Может быть, самое главное — в истории, литературе, любом деле — помнить, сколько необыкновенного может скрываться вот за такой тривиальной строчкой…
Может быть, когда-то и мы узнаем все, что за ней скрывается. Ведь "случай ненадежен, но щедр…"
Родился и жил я, подобно всем русским дворянам, в звании привилегированного холопа, в стране холопства всеобщего.
Князь Петр Долгоруков
Рассекречивание самых важных царских, правительственных тайн не началось и не окончилось тем "щедрым случаем", который был представлен в прошлой главе. Сражение продолжалось, число участников увеличивалось, власть искала реванша… Когда шеф жандармов князь Василий Долгоруков приказал своему родственнику князю Петру Долгорукову немедленно возвратиться в Россию, то получил в ответ:
"…Зная меня с детства. Вы могли бы догадаться, что я не так глуп, чтобы явиться на это востребование. Впрочем, желая доставить Вам удовольствие видеть меня, посылаю Вам при сем мою фотографию, весьма похожую. Можете фотографию эту сослать в Вятку или Нерчинск, по Вашему выбору, а сам я — уж извините — в руки Вашей полиции не попадусь, и ей меня не поймать.
Князь Петр Долгоруков.
17(29) мая 1860 года. Лондон".
Это была не первая и не последняя выходка князя, разумеется, не столько против шефа жандармов и такого же потомка Рюрика и Михаила Черниговского, как он сам, сколько против менее знатной, но более преуспевшей фамилии Романовых. Последние, впрочем, не остались в долгу и вскоре обнародовали указ, объявивший "отставного коллежского секретаря князя Долгорукова" лишенным имения, титула, изгнанником и изменником. Князь — не первый и не последний дворянин, выступивший против своей власти и сословия: лондонская Вольная типография, возглавляемая двумя дворянами, Герценом и Огаревым, работала к тому времени уже седьмой год; из Сибири только что вернулись уцелевшие декабристы, среди которых — князья Волконский и Трубецкой, "аристократическая ровня" Долгорукову. Никогда еще, однако, в решительной оппозиции и эмиграции не оказывался человек, одновременно столь знатный и столь осведомленный. Много лет он записывал рассказы виднейших сановников и работал в почти совершенно недоступных архивах главных аристократических фамилий, собирая материалы для четырсхтомной "Российской родословной книги". И вот теперь в герценовском «Колоколе» было напечатано заявление Долгорукова:
"На будущее время я предполагаю издать следующие книги:
1) Россия с 1847 по 1859 год;
2) История заговора 14 декабря 1825 года;
3) История России;
4) Записки о России с 1682 по 1834-год;
5) Биографический и родословный словарь русских фамилий;
6) Мои собственные записки, начатые с 1834 года (они ускользнули от осмотра, произведенного III отделением в 1843 году)".

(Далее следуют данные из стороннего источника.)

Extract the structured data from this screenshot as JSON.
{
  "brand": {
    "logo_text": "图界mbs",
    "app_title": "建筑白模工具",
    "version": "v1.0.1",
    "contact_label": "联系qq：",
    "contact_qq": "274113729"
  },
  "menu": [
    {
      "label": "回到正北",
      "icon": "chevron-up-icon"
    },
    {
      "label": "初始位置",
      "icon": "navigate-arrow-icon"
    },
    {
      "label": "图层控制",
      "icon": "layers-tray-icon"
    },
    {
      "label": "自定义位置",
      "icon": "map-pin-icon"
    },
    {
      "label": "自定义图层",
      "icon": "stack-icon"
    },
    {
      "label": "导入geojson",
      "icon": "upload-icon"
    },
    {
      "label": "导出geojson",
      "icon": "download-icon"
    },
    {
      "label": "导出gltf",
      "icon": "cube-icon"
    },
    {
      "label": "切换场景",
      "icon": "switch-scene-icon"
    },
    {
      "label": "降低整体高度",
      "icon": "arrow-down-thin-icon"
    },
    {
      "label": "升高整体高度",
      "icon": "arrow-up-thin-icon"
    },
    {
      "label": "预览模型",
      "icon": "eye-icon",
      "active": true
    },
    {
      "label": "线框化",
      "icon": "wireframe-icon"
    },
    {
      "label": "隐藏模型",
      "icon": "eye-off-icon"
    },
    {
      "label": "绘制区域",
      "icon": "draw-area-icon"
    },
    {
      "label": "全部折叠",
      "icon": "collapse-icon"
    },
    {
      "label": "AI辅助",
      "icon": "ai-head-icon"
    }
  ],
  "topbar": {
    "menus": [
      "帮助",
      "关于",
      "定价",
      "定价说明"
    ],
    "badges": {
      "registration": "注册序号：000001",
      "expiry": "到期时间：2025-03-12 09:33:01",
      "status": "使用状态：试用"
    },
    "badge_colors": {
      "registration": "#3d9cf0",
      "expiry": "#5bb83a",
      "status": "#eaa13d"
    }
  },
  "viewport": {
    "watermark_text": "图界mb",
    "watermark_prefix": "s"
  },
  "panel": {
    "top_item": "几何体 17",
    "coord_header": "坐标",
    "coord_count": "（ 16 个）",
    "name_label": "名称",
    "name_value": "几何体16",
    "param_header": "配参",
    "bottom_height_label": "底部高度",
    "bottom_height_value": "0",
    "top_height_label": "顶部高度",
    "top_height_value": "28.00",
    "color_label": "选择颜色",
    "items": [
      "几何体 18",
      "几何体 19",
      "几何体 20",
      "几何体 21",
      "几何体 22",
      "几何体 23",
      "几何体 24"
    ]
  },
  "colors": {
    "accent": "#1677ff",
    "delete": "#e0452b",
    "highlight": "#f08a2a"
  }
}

Программу эту князь не выполнил, но выполнял семь лет. Он писал и печатал статьи, материалы и документы об императоре и великих князьях, о нескольких десятках министров, генерал-губернаторов, послов, фаворитов и фавориток. Многие важные интимные подробности об этих персонах сопровождались пояснениями автора: "Я сам слышал…", "В беседе со мною…", "Мне сообщили об этом…" — и далее ссылка на весьма авторитетные имена. Князь писал недурно — Герцен даже ставил его как журналиста в пример Огареву. В его статьях был, пожалуй, лишь один явный недостаток, о котором довольно точно написал однажды Долгорукову близкий приятель:
"Княже Петре!.. тебя читаешь, читаешь, а вдруг шум раздается, как будто тяжелая оплеуха упала на какую-то щеку, немножко опомнишься, продолжаешь читать, страницу перевернул, вдруг бум! Опять раздалась оплеуха, и на другой щеке, так что иногда невольно жаль становится всех этих щек, а если бы то же понежнее сказать, можно бы так было устроить, что их совсем не жаль, а напротив, они еще смешны".